I decided to have students discuss their findings with a partner, and I was thrilled to hear their observations and appreciation for the work of the ancient artists. The students were highly engaged throughout the activity  - no random flipping through books, furtive glances at cell phones, whispering with others during the silent time, or scribbling on notepaper. They seemed genuinely excited to share what they learned with their partners, and all in all I was quite pleased with the activity and think I'll incorporate it into other classes from time to time!

Let me know if you try this out and how it works for you!

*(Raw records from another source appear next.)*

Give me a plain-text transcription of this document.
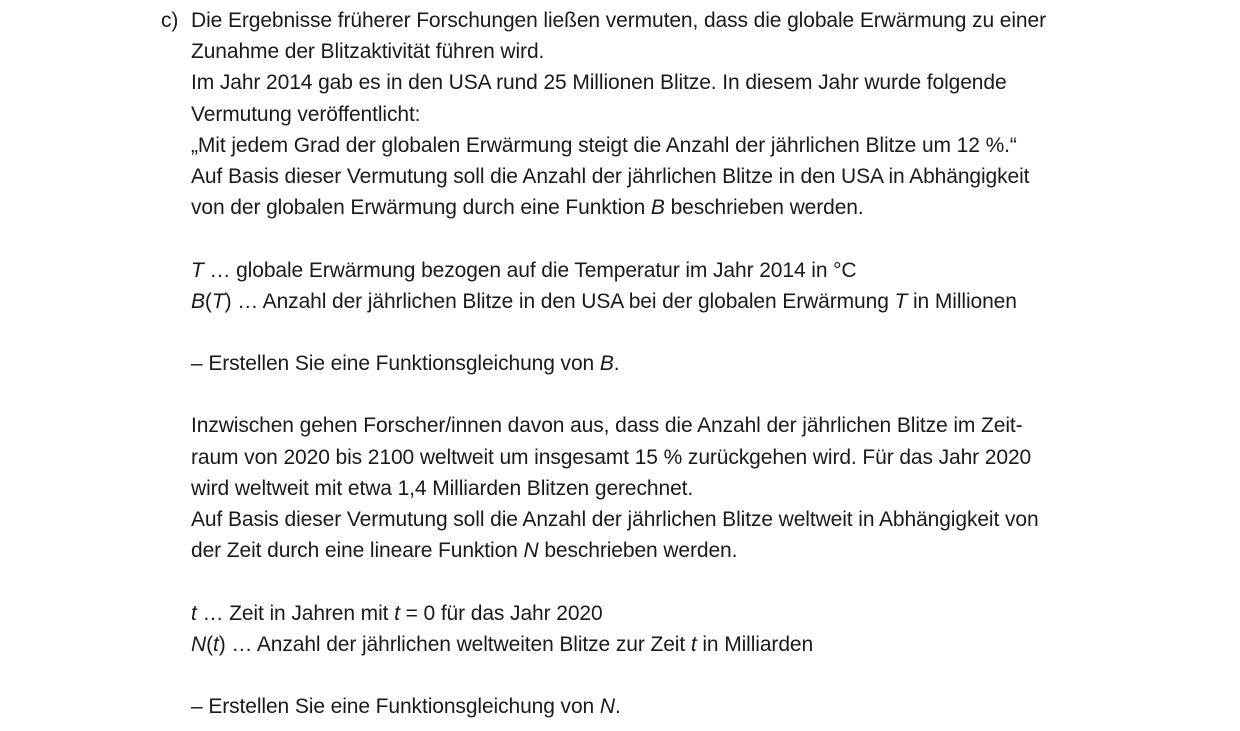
c) Die Ergebnisse früherer Forschungen ließen vermuten, dass die globale Erwärmung zu einer
Zunahme der Blitzaktivität führen wird.
Im Jahr 2014 gab es in den USA rund 25 Millionen Blitze. In diesem Jahr wurde folgende
Vermutung veröffentlicht:
„Mit jedem Grad der globalen Erwärmung steigt die Anzahl der jährlichen Blitze um 12 %.“
Auf Basis dieser Vermutung soll die Anzahl der jährlichen Blitze in den USA in Abhängigkeit
von der globalen Erwärmung durch eine Funktion B beschrieben werden.
T … globale Erwärmung bezogen auf die Temperatur im Jahr 2014 in °C
B(T) … Anzahl der jährlichen Blitze in den USA bei der globalen Erwärmung T in Millionen
– Erstellen Sie eine Funktionsgleichung von B.
Inzwischen gehen Forscher/innen davon aus, dass die Anzahl der jährlichen Blitze im Zeit-
raum von 2020 bis 2100 weltweit um insgesamt 15 % zurückgehen wird. Für das Jahr 2020
wird weltweit mit etwa 1,4 Milliarden Blitzen gerechnet.
Auf Basis dieser Vermutung soll die Anzahl der jährlichen Blitze weltweit in Abhängigkeit von
der Zeit durch eine lineare Funktion N beschrieben werden.
t … Zeit in Jahren mit t = 0 für das Jahr 2020
N(t) … Anzahl der jährlichen weltweiten Blitze zur Zeit t in Milliarden
– Erstellen Sie eine Funktionsgleichung von N.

Wednesday, September 14, 2011

Dewey - Perceiving/appreciating vs. recognizing

I went to a particularly inspiring gallery guide training workshop a few weeks ago at the Museum of Contemporary Art San Diego, and I've been mulling through some of what I gleaned from the teaching and assigned readings and trying to appropriately integrate some of the philosophy discussed into my classroom teaching.

There's too much swimming around in my head to cover in one post, so for now I'm just going to concentrate on one topic from a reading out of John Dewey's "Art as Experience" - derived from a series of lectures on aesthetics he gave at Harvard in 1932.

I was particularly struck by a passage in the book in which Dewey comments on the difference between perceiving & appreciating art versus merely recognizing. Dewey discussed how when we recognize, we fall back on some sort of previously formed scheme relating to arrangements of details as a cue for identification.  We begin to perceive the work, but arrest using our senses to experience the work, and instead focus on clinical analysis. By contrast, Dewey speaks of perceiving and appreciating art as a process of responsive acts that accumulate through our surrendering to the experience and putting forth energy in order to receive it back from the work.  Dewey felt the beholder must perceive and order elements of the whole, much as the artist conceptualized and ordered them, so we in a sense emulate the process of the artist.

When reading this passage, I immediately realized that portions of the way I test students (and by extension imply importance) is linked to students being able to recognize particular works, however, recognition had nothing to do with my most profound experiences with music and art ....the time my dad played Bartok's Music for Strings, Percussion, and Celesta  for me the first time and I was floored by its sublime eerieness, my first visit to Europe when I wandering about the ruins of a medieval church in England running my hand along the carefully wrought stonework, even visiting LACMA a few weeks ago and sitting in front of a Rothko piece for 20 minutes, where I first tested out what I read in Dewey about surrendering to a work.  These are all incredibly vivid memories of experiences where I was not totally in control...where something outside of me affected me in a way that was intense and difficult to express, and that had great personal meaning.

So now my question becomes, to what extent can/should the idea of experiencing art be a part of an art history survey course? Is mere recognition enough? Or perhaps a blend of recognition and historical context?  Is it up to the individual to seek out art experiences? If we are going to attempt to engage our students in experiencing art, how can we go about making it fit with the goals of an art history survey course?

I'd love to hear your view on this, and any ways you might be integrating art experiences into your classroom!